Alan confirmed that wheelchair services do not come within the government’s 18 week target for treatment, but suggested that the Board should keep campaigning on the issue as it will help it become an increased priority with local Primary Care Trusts, and the NHS framework generally.

During an in-depth question and answer session, Alan highlighted the work the Government has already achieved through programmes such as Aiming High for Disabled Children and the recently published Child Health Strategy. He then went on to say that because of decentralisation of Government, money for local health services like wheelchair provision cannot be ring-fenced.

Alan assured the whizz-kidz Board that he was working closely with Ed Balls, Secretary of State for Children, Schools and Families, to ensure all primary care trusts in England understood that the recently announced additional funds need to reach disabled children’s services.

Chair of Kidz Board, Jamie Green, added:

“It was great to meet Alan today and he seemed really keen to hear our views and about our experiences of using local wheelchair services. Hopefully he will take on board what the young people said today and that this will go a long way to improving the situation in ways that mean real change for young disabled people everywhere.”

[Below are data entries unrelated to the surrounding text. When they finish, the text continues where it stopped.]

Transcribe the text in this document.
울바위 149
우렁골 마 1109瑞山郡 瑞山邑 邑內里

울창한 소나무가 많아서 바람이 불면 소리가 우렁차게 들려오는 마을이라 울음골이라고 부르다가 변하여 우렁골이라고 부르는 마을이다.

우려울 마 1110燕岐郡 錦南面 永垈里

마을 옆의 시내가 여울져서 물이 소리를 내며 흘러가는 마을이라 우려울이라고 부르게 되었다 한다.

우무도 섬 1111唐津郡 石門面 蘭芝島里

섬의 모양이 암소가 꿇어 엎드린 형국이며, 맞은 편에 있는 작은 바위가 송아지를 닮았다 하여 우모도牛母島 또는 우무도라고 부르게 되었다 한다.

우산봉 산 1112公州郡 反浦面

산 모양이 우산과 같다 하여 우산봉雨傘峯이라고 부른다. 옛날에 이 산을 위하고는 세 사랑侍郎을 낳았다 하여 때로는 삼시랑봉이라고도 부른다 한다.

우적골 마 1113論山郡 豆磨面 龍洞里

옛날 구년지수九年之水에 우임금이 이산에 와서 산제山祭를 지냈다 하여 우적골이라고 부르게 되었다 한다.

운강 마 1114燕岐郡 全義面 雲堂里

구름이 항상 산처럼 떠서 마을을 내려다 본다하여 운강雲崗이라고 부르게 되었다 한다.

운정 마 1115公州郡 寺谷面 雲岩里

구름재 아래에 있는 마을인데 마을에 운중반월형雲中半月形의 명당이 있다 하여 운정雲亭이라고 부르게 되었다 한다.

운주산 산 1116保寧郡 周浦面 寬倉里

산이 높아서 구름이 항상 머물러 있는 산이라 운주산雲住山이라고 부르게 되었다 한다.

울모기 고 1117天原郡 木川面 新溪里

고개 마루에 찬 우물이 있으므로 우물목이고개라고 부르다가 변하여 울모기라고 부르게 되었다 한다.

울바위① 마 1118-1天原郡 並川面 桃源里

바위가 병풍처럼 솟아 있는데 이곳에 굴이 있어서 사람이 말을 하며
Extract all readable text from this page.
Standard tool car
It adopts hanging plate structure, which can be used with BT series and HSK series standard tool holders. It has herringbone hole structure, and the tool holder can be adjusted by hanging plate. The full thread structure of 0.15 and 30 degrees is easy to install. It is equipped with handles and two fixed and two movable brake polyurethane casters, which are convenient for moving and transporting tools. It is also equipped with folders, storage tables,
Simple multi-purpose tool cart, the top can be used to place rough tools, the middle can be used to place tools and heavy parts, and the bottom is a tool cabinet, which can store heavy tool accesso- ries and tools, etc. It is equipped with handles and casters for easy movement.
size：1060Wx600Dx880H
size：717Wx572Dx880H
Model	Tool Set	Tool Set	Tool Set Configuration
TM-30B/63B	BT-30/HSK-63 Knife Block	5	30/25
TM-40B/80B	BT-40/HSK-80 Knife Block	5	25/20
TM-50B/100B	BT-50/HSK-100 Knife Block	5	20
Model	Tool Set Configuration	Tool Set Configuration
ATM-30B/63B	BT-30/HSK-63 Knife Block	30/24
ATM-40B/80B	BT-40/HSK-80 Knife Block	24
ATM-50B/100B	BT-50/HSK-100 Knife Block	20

The Kidz Board also leads the charity’s Ambassador Network, which gives young wheelchair-users up to the age of 25 the opportunity to campaign locally and nationally on issues they feel strongly about, and promotes peer-to-peer learning and development. It also offers bespoke training and work-placements to empower disabled young people with the confidence and independence to prepare for further education and employment.

Whizz-Kidz has recently been awarded £2.8 million in lottery funding to help support and develop its young Ambassador Network across England over the next five years.